The glacier Matanuska Alaska may not seem like the most glamorous place in the world, but for NASA it has become the perfect testing ground. Here, amid freezing temperatures and extreme conditions, engineers have tested an exploratory robot that could forever change our understanding of life in the universe.
It's not just a rover: It is an integrated system capable of drilling, analyzing and deciding autonomously. Its goal? Europe, that moon of Jupiter that hides an ocean under kilometers of ice.
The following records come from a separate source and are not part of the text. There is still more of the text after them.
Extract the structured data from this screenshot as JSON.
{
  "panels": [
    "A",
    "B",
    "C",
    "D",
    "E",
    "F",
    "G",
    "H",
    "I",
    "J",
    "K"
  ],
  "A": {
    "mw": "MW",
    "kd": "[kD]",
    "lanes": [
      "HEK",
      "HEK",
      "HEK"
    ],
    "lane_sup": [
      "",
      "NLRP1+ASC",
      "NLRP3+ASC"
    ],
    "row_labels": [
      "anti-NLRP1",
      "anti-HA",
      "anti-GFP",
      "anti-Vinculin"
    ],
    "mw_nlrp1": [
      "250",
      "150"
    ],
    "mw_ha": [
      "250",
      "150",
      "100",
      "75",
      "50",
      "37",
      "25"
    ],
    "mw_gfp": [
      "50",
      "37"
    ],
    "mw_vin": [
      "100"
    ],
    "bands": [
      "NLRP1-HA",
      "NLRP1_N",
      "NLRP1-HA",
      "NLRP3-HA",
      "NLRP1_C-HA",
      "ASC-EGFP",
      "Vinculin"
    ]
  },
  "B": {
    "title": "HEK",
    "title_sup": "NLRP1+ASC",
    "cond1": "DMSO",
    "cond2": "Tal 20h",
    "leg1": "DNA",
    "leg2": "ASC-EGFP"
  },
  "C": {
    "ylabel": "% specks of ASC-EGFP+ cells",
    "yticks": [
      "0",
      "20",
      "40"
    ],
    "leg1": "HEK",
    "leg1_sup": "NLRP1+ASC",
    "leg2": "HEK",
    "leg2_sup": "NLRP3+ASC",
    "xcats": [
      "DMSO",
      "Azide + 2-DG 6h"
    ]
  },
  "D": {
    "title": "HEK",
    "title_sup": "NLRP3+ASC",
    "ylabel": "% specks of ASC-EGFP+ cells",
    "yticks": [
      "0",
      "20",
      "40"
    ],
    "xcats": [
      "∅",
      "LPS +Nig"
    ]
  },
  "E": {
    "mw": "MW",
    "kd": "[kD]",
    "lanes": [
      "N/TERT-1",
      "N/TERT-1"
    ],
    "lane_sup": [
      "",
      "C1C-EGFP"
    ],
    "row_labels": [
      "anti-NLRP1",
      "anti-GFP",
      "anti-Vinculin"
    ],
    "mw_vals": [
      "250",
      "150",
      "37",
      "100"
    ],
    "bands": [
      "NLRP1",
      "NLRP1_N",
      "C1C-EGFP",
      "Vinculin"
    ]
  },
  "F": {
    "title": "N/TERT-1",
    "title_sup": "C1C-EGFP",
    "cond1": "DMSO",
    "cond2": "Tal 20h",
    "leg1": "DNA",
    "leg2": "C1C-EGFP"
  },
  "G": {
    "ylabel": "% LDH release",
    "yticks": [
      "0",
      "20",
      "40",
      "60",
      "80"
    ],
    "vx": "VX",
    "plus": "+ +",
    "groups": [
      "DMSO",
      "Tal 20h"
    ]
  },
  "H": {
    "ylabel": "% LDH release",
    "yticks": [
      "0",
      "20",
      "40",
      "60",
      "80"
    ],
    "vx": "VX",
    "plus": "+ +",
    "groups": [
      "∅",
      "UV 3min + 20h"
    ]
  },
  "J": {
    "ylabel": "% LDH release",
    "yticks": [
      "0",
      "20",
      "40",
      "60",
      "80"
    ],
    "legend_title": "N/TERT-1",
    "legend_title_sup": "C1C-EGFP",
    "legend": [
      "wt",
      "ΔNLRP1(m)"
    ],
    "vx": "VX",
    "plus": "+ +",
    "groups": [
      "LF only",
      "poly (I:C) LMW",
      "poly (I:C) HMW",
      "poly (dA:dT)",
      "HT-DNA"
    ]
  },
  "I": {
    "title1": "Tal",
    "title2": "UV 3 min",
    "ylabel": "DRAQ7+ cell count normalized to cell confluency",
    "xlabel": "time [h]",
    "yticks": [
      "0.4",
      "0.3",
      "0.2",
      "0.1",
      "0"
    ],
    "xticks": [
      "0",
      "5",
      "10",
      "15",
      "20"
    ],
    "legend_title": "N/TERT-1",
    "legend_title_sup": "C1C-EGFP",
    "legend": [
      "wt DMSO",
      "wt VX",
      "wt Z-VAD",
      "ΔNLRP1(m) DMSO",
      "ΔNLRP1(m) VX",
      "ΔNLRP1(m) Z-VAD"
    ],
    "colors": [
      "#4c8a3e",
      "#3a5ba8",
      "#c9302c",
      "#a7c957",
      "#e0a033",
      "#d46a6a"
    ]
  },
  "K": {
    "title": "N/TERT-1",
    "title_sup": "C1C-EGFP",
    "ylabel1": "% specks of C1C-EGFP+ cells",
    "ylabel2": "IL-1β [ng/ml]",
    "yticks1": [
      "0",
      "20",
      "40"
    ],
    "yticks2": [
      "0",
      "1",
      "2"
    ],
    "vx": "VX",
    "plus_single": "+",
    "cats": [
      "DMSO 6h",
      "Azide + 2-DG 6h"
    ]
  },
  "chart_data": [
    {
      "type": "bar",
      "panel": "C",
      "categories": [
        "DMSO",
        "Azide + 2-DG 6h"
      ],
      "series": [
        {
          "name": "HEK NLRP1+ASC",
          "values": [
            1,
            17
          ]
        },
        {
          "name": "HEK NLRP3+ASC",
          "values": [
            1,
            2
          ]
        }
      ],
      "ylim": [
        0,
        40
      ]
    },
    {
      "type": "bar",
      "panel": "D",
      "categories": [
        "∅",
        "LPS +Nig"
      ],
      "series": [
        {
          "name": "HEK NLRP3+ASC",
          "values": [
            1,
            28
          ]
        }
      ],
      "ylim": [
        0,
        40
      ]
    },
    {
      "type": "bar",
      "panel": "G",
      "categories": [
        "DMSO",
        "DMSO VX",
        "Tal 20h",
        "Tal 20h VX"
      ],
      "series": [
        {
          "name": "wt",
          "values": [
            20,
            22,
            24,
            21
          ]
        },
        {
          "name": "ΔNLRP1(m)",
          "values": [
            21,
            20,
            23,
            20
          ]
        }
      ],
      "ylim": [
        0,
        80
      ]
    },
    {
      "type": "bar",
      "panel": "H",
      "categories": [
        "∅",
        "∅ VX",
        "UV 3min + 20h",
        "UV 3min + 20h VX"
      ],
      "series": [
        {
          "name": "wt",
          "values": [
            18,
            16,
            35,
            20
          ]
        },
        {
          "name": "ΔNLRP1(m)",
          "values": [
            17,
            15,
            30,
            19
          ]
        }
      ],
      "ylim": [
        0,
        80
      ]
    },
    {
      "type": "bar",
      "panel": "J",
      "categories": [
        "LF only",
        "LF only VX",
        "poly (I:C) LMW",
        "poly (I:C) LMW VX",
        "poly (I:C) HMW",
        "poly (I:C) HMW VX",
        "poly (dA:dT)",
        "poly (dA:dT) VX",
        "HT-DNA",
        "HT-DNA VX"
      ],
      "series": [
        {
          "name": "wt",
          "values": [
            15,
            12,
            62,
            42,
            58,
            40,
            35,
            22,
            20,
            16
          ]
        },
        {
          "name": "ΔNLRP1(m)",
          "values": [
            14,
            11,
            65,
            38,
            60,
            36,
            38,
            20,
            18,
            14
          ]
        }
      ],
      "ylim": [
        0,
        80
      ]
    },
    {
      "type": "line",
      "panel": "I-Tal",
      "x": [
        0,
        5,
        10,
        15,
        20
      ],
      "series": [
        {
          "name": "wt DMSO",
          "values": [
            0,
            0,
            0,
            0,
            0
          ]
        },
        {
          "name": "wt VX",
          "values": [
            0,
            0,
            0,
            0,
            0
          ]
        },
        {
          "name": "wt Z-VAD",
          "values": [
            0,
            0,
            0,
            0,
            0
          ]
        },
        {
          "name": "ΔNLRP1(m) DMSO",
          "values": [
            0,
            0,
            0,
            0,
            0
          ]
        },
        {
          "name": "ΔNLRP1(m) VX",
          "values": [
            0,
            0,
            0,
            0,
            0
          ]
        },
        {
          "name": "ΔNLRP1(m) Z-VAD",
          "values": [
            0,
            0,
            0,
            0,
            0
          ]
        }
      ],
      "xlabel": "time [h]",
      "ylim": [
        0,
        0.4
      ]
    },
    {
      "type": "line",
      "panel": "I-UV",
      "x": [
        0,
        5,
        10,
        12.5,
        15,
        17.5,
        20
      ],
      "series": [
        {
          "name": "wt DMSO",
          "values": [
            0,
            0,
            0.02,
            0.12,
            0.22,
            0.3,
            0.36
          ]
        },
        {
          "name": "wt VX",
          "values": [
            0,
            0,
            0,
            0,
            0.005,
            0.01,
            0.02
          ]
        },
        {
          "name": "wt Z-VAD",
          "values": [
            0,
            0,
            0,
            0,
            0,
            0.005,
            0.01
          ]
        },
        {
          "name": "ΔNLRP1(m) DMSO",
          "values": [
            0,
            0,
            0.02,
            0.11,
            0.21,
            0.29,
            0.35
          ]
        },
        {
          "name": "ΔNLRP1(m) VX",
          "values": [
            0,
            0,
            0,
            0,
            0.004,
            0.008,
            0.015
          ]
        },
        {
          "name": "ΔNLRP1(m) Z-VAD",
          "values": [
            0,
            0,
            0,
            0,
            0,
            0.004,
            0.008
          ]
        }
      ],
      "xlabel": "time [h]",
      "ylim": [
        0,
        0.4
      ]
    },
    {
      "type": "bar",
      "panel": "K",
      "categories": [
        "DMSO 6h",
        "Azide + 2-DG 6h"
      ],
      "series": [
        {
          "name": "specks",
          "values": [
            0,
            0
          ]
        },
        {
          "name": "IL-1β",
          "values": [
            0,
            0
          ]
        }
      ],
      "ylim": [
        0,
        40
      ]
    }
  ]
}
An exploratory robot that “thinks” for itself
“It” does not need to wait for orders from Earth: this is why it was built, NASA has thought about what can work to explore Europa. The team has Integrated standalone control software with drilling hardware to penetrate that icy surface in search of the first samples potentially containing life.
The exploratory robot has a particular structure: four sturdy legs, two articulated arms and a “head” full of stereo cameras. It almost looks like a giant mechanical insect, but each component has a specific purpose. The cameras capture visual information of the environment, while the arms can mount various tools to dig, extract and collect samples.
Why Alaska is Perfect for Testing
The Matanuska Glacier was not chosen at random. The tests focused not only on individual tools but also on how the entire integrated system performed in a real-world environment. The conditions in Alaska mimic fairly well what the rover will encounter on Europa: thick ice, polar temperatures, and unpredictable terrain.
Already during the very first tests of the July 2022, the exploratory robot collected samples from different sites with variable slopes, different ice depths and irregular gravel distribution. All this in complete autonomy. Today, however, it has surpassed itself by demonstrating autonomous and end-to-end sampling capability with the lander (that is, with hardware that simulated the lander: Olaf, this is the name of the lander, is still in the NASA garage. You can see a reconstruction of it in the cover image of this article).

Autonomy is everything
On Europa you cannot call technical support. The distance from Earth creates enormous communication delays, and extreme conditions require immediate decisions. Joseph Bowkett, lead author of the study published in Science Robotics, explains that the lander model had significantly greater autonomy than that typically used on existing Mars rovers and landers, especially given the limited mission time and the high power required to communicate with Earth.
Europe in the crosshairs
Europa is one of the most promising places to look for life in our solar system. Beneath its icy crust lies an ocean that contains more water than all of Earth's oceans combined. Europa can host in its liquid body life of all kinds, from the microbial one onwards.
The exploratory robot will have to dig about 10 centimeters below the surface, where the complex chemistry of materials from the ocean below would be shielded from the harmful radiation that exists in the space around Jupiter.
As we have pointed out in this article on Europa Clipper, the mission will arrive in 2030 but will only fly above the surface. An exploratory robot like the one tested in Alaska would represent the next step: actually touching that alien world and searching for the secrets of life.
The tests in Alaska show that we are closer than we think to this extraordinary goal.